People heavily invested in schema
Remember that your story is a construct that you generally have developed over a long period of time. It is constructed from the conclusions, assumptions and interpretations based on what you have experienced so far. Remember also that these interpretations may be completely incorrect. Let’s say you believe that you are not smart enough (because a teacher or some other authority figure told you so) or that you can’t change something or pursue something that is important to you (because you have tried before and it didn’t work out). Or perhaps you believe that you don’t have the discipline or that you don’t have what it takes or that you have low self-esteem and so on and so on. Can you imagine the ‘investments’ you have made in your beliefs, your story?
How do you invest?
- Like a mantra, you have told your story over and over again to yourself and others. It is like treading a path through the forest repeatedly and this path becomes ‘your map’, it tells you were to go - even if it is in the wrong direction! Just in the same way that you create neural pathways in your brain through repetition. These neural pathways are now well and truly established and your beliefs, your story has become your reality! You will constantly create and interpret experiences to reinforce this ‘reality’. For example if you believe that no one can be trusted, you will be constantly and relentlessly be on the look out to confirm this belief. You will find it difficult to trust anyone thus proving your ‘theory' right.
- Your map is familiar to you and you are very attached to it, you know it and you know it well. It is like you and your map are one and the same. It feels like you are the map. Of course that is nonsense; you are not the map and therefore you can change your map.
- Although smart people welcome being challenged, as it might improve, expand and enrich their map (and therefore their understanding and experiences), very few people like to be proven ‘wrong’. They don’t want to be told by others and even themselves that their map might be inaccurate; after all they have an intimate relationship and attachment to that map.
- Have you ever noticed how often people argue, defend and try to convince others of their own limitations? ‘No really, honestly, I would never be able to do that, I am not that smart, I don’t have the discipline, I would not know how to achieve that’ and so on.

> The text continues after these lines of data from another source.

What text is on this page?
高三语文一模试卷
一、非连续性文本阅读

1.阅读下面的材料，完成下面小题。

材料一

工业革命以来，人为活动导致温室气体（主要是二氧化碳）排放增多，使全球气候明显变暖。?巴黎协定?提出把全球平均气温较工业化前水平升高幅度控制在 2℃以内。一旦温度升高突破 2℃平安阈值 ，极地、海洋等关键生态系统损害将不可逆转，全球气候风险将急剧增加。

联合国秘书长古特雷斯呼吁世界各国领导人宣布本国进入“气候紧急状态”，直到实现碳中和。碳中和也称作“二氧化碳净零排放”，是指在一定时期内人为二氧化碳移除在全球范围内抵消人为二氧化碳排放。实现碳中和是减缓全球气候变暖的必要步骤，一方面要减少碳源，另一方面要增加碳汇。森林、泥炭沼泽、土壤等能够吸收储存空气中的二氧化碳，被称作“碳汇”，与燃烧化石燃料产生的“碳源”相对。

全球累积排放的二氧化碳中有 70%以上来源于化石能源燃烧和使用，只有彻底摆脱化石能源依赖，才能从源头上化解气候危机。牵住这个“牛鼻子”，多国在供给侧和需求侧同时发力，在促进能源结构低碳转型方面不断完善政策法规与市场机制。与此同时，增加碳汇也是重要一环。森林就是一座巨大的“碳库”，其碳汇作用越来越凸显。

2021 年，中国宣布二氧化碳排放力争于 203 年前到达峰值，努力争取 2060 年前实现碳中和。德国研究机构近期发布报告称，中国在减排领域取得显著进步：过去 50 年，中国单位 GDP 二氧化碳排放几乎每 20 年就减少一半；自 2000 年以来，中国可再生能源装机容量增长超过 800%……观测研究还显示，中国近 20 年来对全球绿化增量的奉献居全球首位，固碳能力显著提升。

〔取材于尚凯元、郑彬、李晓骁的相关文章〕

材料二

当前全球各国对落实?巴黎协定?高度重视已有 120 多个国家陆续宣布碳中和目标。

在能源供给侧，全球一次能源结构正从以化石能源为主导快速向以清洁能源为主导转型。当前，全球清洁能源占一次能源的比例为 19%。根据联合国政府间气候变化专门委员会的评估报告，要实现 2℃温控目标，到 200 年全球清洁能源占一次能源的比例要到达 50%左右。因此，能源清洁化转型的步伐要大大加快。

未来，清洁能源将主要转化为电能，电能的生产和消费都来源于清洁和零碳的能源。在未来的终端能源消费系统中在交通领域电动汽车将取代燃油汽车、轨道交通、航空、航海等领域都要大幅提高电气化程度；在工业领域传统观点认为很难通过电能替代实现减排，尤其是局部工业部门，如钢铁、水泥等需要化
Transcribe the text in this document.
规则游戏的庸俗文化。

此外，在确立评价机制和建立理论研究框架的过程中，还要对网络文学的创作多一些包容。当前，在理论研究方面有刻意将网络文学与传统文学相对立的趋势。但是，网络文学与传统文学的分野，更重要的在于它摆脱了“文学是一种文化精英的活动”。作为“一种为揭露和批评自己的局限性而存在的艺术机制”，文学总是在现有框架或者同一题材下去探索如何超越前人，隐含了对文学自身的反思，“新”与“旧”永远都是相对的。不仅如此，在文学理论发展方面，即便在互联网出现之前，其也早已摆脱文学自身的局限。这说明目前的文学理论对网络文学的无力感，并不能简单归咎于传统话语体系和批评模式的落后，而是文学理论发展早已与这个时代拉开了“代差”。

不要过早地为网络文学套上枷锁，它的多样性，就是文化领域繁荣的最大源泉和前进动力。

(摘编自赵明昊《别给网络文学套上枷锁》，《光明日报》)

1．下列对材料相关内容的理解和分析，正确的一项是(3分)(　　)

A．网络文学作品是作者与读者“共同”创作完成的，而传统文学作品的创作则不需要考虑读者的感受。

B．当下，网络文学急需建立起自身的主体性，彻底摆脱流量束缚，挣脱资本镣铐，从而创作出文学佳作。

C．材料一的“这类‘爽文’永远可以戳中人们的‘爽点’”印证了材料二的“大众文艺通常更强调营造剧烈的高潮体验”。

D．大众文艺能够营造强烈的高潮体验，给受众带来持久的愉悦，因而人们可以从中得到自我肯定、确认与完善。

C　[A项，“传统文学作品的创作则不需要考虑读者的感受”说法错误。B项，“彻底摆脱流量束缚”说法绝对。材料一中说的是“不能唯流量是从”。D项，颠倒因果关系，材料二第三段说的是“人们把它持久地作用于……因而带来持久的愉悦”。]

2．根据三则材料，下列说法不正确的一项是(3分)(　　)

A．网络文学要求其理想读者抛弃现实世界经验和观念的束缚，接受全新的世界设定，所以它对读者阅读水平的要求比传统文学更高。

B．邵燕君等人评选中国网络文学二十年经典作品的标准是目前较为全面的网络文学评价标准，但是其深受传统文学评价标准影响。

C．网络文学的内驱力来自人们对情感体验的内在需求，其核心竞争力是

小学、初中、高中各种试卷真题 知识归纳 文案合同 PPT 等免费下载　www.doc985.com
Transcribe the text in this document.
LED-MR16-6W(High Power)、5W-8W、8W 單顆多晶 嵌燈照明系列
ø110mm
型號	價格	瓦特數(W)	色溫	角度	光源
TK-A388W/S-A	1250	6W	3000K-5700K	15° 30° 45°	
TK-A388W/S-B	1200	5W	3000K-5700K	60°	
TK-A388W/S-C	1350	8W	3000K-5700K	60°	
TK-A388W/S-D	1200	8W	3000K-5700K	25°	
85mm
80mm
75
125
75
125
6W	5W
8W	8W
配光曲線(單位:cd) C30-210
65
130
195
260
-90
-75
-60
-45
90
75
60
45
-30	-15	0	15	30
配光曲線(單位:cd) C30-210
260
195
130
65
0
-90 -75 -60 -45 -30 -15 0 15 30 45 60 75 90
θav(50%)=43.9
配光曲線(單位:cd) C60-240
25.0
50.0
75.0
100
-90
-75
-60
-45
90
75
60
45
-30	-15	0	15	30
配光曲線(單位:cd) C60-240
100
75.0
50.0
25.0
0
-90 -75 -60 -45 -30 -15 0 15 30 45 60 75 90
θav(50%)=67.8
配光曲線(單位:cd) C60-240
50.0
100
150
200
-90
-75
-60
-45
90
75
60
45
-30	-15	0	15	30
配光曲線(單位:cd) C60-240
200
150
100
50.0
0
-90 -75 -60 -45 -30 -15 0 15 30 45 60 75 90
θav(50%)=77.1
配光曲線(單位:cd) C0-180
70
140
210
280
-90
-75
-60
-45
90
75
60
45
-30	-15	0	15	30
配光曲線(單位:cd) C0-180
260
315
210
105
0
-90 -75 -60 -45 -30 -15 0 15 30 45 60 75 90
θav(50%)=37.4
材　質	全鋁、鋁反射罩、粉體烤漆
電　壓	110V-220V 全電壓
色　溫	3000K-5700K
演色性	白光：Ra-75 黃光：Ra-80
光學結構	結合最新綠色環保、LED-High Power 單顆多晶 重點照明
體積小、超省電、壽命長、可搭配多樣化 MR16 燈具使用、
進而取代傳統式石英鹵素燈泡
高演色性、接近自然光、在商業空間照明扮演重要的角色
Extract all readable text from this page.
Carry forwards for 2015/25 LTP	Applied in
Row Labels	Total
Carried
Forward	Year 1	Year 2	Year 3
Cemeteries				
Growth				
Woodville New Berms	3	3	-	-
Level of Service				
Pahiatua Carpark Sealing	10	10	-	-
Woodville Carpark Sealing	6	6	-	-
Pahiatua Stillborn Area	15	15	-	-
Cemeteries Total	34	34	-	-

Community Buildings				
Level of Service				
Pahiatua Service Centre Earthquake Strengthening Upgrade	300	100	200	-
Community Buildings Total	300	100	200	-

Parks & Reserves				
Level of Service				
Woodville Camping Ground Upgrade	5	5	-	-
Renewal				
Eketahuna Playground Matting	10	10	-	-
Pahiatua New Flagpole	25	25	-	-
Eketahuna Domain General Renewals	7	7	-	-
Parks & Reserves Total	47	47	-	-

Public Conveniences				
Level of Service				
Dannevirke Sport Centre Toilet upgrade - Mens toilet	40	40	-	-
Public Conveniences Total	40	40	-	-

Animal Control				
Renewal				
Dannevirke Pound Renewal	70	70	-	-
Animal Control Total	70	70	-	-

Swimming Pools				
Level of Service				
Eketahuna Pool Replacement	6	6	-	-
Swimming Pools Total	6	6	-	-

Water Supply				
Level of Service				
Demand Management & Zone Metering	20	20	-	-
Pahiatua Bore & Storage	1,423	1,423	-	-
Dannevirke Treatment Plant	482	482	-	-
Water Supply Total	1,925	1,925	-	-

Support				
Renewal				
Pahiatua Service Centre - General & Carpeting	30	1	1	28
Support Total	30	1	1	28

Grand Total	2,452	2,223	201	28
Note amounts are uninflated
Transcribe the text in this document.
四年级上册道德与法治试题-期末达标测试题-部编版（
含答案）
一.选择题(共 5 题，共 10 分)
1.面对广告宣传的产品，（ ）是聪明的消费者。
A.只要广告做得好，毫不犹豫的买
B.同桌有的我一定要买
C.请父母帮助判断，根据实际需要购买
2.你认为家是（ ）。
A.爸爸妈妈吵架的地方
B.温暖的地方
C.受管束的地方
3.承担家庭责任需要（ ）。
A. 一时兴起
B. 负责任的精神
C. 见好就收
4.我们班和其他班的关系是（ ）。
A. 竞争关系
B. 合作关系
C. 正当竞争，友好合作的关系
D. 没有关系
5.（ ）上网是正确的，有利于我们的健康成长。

And yes, this might include you.
- Going off the well trodden path feels very uncomfortable. Your brain tells you not to do it as it interprets this change as potential danger. (See 'Why change is so hard').
- Somehow you do believe that you will reach your destination and achieve your goals without changing direction. You might try even harder and become more determined while still traveling in the same wrong direction! Remember the definition of insanity? Doing the same things, the same way you have always done before and expecting a different outcome.
- Instead of accepting the results (or lack of) as feedback, people will often defend their story by deluding themselves. Rather than challenging their negative beliefs they hold onto them; just like an alcoholic who denies that drinking might be a problem and keeps drinking, constantly trying to justify their behavior.
Remember this powerful statement: It is only in the space of acknowledgment that transformation can take place. More about this in our next blog.
Till then, observe and reflect on your beliefs and become aware of how your story, your map, helps or hinders you.